According to a joint research by DBS and Singapore Management University (SMU), consumer concerns over higher-than-expected inflation have eased in recent quarters. The research, led by SMU’s Sim Kee Boon Institute for Financial Economics (SKBI), also found that most Singaporeans believe inflation will stabilize in the coming months due to the global economic slowdown, high interest rates, and potential easing of supply chain disruptions.
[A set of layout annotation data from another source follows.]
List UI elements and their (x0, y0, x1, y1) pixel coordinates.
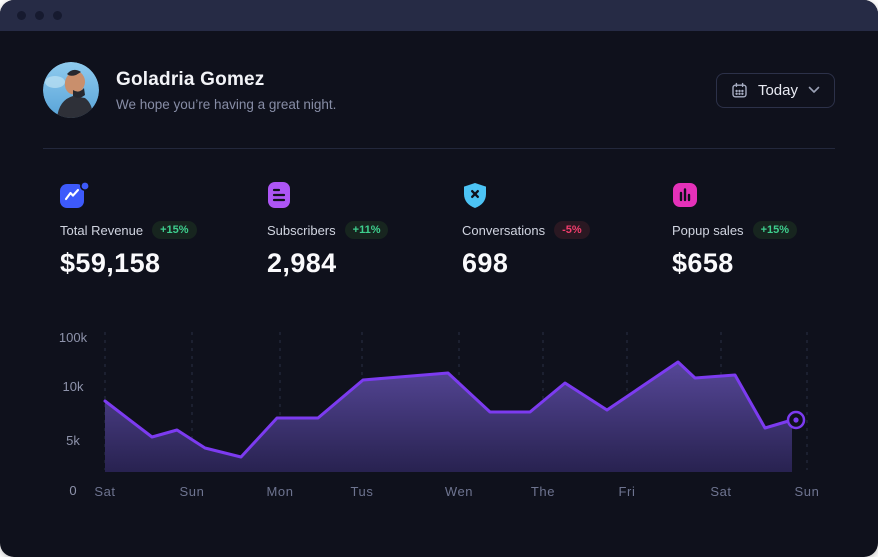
notes-icon (267, 182, 291, 208)
stat-delta-badge: +15% (752, 221, 798, 239)
window-titlebar (0, 0, 878, 31)
greeting-text: We hope you’re having a great night. (116, 96, 337, 112)
svg-text:10k: 10k (63, 379, 84, 394)
calendar-icon (731, 82, 748, 99)
stat-card-subscribers: Subscribers +11% 2,984 (267, 182, 462, 279)
date-filter-button[interactable]: Today (715, 72, 835, 108)
user-avatar[interactable] (43, 62, 99, 118)
bar-chart-icon (672, 182, 697, 207)
svg-text:Sun: Sun (180, 484, 205, 499)
header-divider (43, 148, 835, 149)
stats-row: Total Revenue +15% $59,158 Subscribers (43, 181, 835, 279)
window-control-dot[interactable] (35, 11, 44, 20)
svg-text:100k: 100k (59, 330, 88, 345)
shield-x-icon (462, 182, 486, 208)
trend-line-icon (60, 181, 90, 208)
svg-text:Wen: Wen (445, 484, 473, 499)
svg-text:Tus: Tus (351, 484, 374, 499)
user-name: Goladria Gomez (116, 68, 265, 90)
header: Goladria Gomez We hope you’re having a g… (43, 62, 835, 118)
svg-text:The: The (531, 484, 555, 499)
svg-text:Mon: Mon (266, 484, 293, 499)
stat-value: 698 (462, 248, 509, 278)
stat-value: $59,158 (60, 248, 161, 278)
svg-text:5k: 5k (66, 433, 80, 448)
stat-delta-badge: +11% (344, 221, 389, 239)
svg-text:Sun: Sun (795, 484, 820, 499)
stat-label: Total Revenue (60, 222, 144, 238)
stat-label: Popup sales (672, 222, 744, 238)
stat-card-popup-sales: Popup sales +15% $658 (672, 182, 835, 279)
date-filter-label: Today (757, 81, 798, 99)
stat-value: $658 (672, 248, 734, 278)
chevron-down-icon (808, 86, 820, 94)
stat-label: Conversations (462, 222, 546, 238)
stat-delta-badge: +15% (152, 221, 197, 239)
stat-value: 2,984 (267, 248, 337, 278)
stat-card-conversations: Conversations -5% 698 (462, 182, 672, 279)
window-control-dot[interactable] (53, 11, 62, 20)
svg-text:Sat: Sat (710, 484, 731, 499)
stat-delta-badge: -5% (554, 221, 590, 239)
stat-label: Subscribers (267, 222, 336, 238)
window-control-dot[interactable] (17, 11, 26, 20)
stat-card-total-revenue: Total Revenue +15% $59,158 (60, 181, 267, 279)
svg-text:Sat: Sat (94, 484, 115, 499)
svg-text:Fri: Fri (619, 484, 636, 499)
svg-text:0: 0 (69, 483, 76, 498)
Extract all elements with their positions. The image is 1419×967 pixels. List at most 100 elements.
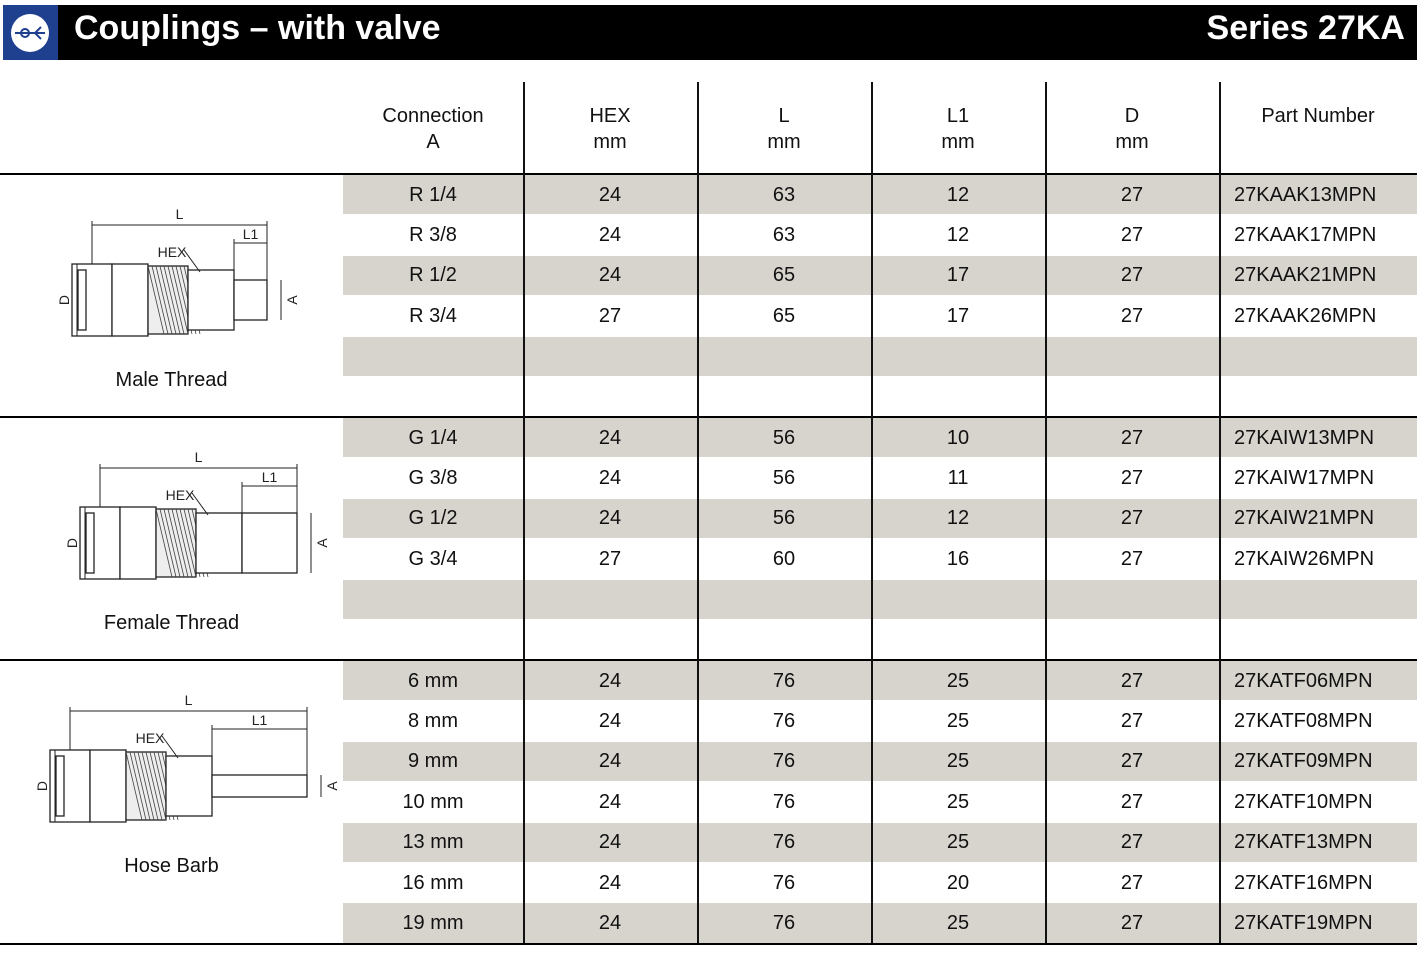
table-cell: 24: [598, 831, 622, 854]
table-cell: R 3/8: [409, 224, 457, 247]
table-cell: 12: [946, 183, 970, 206]
drawing-part: [77, 269, 87, 331]
table-cell: 76: [772, 710, 796, 733]
drawing-part: [195, 512, 243, 574]
table-cell: G 1/2: [408, 507, 458, 530]
table-cell: 27KATF16MPN: [1234, 871, 1373, 894]
table-cell: 24: [598, 750, 622, 773]
table-cell: G 3/8: [408, 467, 458, 490]
header-line: mm: [593, 131, 627, 153]
table-cell: 25: [946, 790, 970, 813]
dimension-label: L: [185, 692, 193, 708]
dimension-label: L1: [262, 469, 278, 485]
header-line: HEX: [589, 105, 631, 127]
table-cell: 27KAAK21MPN: [1234, 264, 1377, 287]
drawing-part: [211, 774, 308, 798]
dimension-label: L: [195, 449, 203, 465]
drawing-part: [163, 265, 181, 335]
table-cell: 24: [598, 467, 622, 490]
table-cell: 24: [598, 264, 622, 287]
table-cell: 6 mm: [408, 669, 458, 692]
table-cell: G 1/4: [408, 426, 458, 449]
table-cell: 76: [772, 831, 796, 854]
series: Series 27KA: [1206, 9, 1405, 47]
column-header: Part Number: [1219, 103, 1417, 129]
table-cell: 13 mm: [402, 831, 464, 854]
drawing-part: [55, 755, 65, 817]
coupling-diagram: L L1 HEX D A: [56, 206, 300, 337]
table-cell: 10: [946, 426, 970, 449]
table-cell: 12: [946, 224, 970, 247]
table-cell: 24: [598, 710, 622, 733]
table-cell: 24: [598, 507, 622, 530]
table-cell: 27KATF09MPN: [1234, 750, 1373, 773]
drawing-part: [187, 269, 235, 331]
icon-graphic: [11, 14, 49, 52]
column-header: Connection A: [343, 103, 523, 155]
table-cell: 60: [772, 547, 796, 570]
table-cell: 63: [772, 224, 796, 247]
table-cell: R 3/4: [409, 304, 457, 327]
row-shade: [343, 255, 1417, 296]
table-cell: 27KATF06MPN: [1234, 669, 1373, 692]
drawing-part: [147, 265, 165, 335]
table-cell: 25: [946, 912, 970, 935]
drawing-part: [133, 751, 151, 821]
table-cell: 27: [1120, 507, 1144, 530]
drawing-part: [151, 265, 169, 335]
table-cell: 56: [772, 426, 796, 449]
drawing-part: [163, 508, 181, 578]
table-cell: 65: [772, 304, 796, 327]
drawing-part: [89, 749, 127, 823]
table-cell: 76: [772, 669, 796, 692]
dimension-label: L1: [252, 712, 268, 728]
drawing-part: [159, 508, 177, 578]
table-cell: 24: [598, 426, 622, 449]
header-line: L1: [946, 105, 970, 127]
table-cell: 9 mm: [408, 750, 458, 773]
section-label: Female Thread: [103, 611, 240, 634]
table-cell: 27KAIW17MPN: [1234, 467, 1375, 490]
table-cell: 27KATF19MPN: [1234, 912, 1373, 935]
table-cell: 65: [772, 264, 796, 287]
dimension-label: A: [284, 295, 300, 305]
header-line: mm: [941, 131, 975, 153]
table-cell: 27KAAK17MPN: [1234, 224, 1377, 247]
table-cell: 20: [946, 871, 970, 894]
section-label: Hose Barb: [124, 854, 219, 877]
row-shade: [343, 498, 1417, 539]
table-cell: 63: [772, 183, 796, 206]
table-cell: 11: [947, 467, 969, 490]
drawing-part: [241, 512, 298, 574]
table-cell: 27: [1120, 871, 1144, 894]
icon: [3, 5, 58, 60]
table-cell: 24: [598, 790, 622, 813]
table-cell: 12: [946, 507, 970, 530]
table-cell: 27: [1120, 264, 1144, 287]
table-cell: 25: [946, 669, 970, 692]
drawing-part: [167, 265, 185, 335]
row-shade: [343, 418, 1417, 458]
table-cell: 76: [772, 871, 796, 894]
header-line: D: [1124, 105, 1140, 127]
table-cell: 27: [1120, 224, 1144, 247]
drawing-part: [141, 751, 159, 821]
table-cell: 24: [598, 871, 622, 894]
dimension-label: HEX: [158, 244, 187, 260]
drawing-part: [111, 263, 149, 337]
table-cell: 17: [946, 304, 970, 327]
drawing-part: [137, 751, 155, 821]
section-label: Male Thread: [115, 368, 228, 391]
table-cell: R 1/4: [409, 183, 457, 206]
rule: [523, 82, 525, 943]
table-cell: 27KATF08MPN: [1234, 710, 1373, 733]
header-line: Part Number: [1261, 105, 1375, 127]
table-cell: 27KAIW13MPN: [1234, 426, 1375, 449]
dimension-label: L1: [243, 226, 259, 242]
dimension-label: D: [34, 781, 50, 791]
table-cell: 25: [946, 831, 970, 854]
header-bar: [3, 5, 1417, 60]
drawing-part: [233, 279, 268, 321]
drawing-part: [171, 508, 189, 578]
In October, retail sales (excluding motor vehicles) increased by 0.3% y-o-y, reversing the previous month’s decline of 1.5%. Cheong says that a better outcome for the retail market would be if consumer spending kept up with inflation. However, the low spending rate poses financial challenges for businesses in the industry.

Even though Singapore has hosted many headline concerts, conferences, and exhibitions this year, retail spending and rental rates saw limited support. According to CBRE’s research published last month, the footfall generated by these events had a nuanced effect on surrounding malls.

The Monetary Authority of Singapore estimates that over half of the 500,000 attendees at Taylor Swift and Coldplay concerts were foreigners, contributing between $350 million and $450 million in tourism receipts. However, other MICE (meetings, incentives, conferences, and exhibitions) events did not have a significant impact on retail activity, according to CBRE Research.

In addition to concerts, Singapore also hosted various leisure and business events, including the Formula One Grand Prix, the 25th World Congress of Dermatology, The Meetings Show Asia Pacific, NRF 2024, and ART SG. According to CBRE’s observations, business event attendees tend to stay at the event venue, and even the F1 race, one of Singapore’s most prominent international events, did not significantly boost foot traffic in tourist-centric areas like Orchard Road.

Despite this, Sulian Tan-Wijaya, executive director of retail and lifestyle at Savills Singapore, says that Singapore’s premier status as a regional hub continues to attract noteworthy new-to-market brands. She adds that this year, notable retail stores like KSisters, The Pace, Brands for Less, and Hoka have opened in Singapore. The wellness sector is also evolving with new concepts like Rekoop and Hideaway, and many new F&B concepts have been introduced, such as Sushi Samba and coffee chains like Blue Bottle, Grey Box, and Puzzle Coffee.

However, the footfall generated by these events had a limited impact on rental rates, and landlords may have more flexibility to make positive rental adjustments next year as the supply of new retail spaces becomes limited. Additionally, Cheong anticipates that more retailers will optimize their real estate strategies, such as right-sizing their spaces, establishing additional kiosks, closing under-performing branches, or shifting cooking operations to central kitchens.

He also believes that there is strong momentum in the entry of new-to-market F&B brands into Singapore, and this trend is expected to continue in the first half of 2025. Cheong sees this as an opportunity for retailers to remain relevant in the rapidly evolving consumption patterns of both locals and tourists.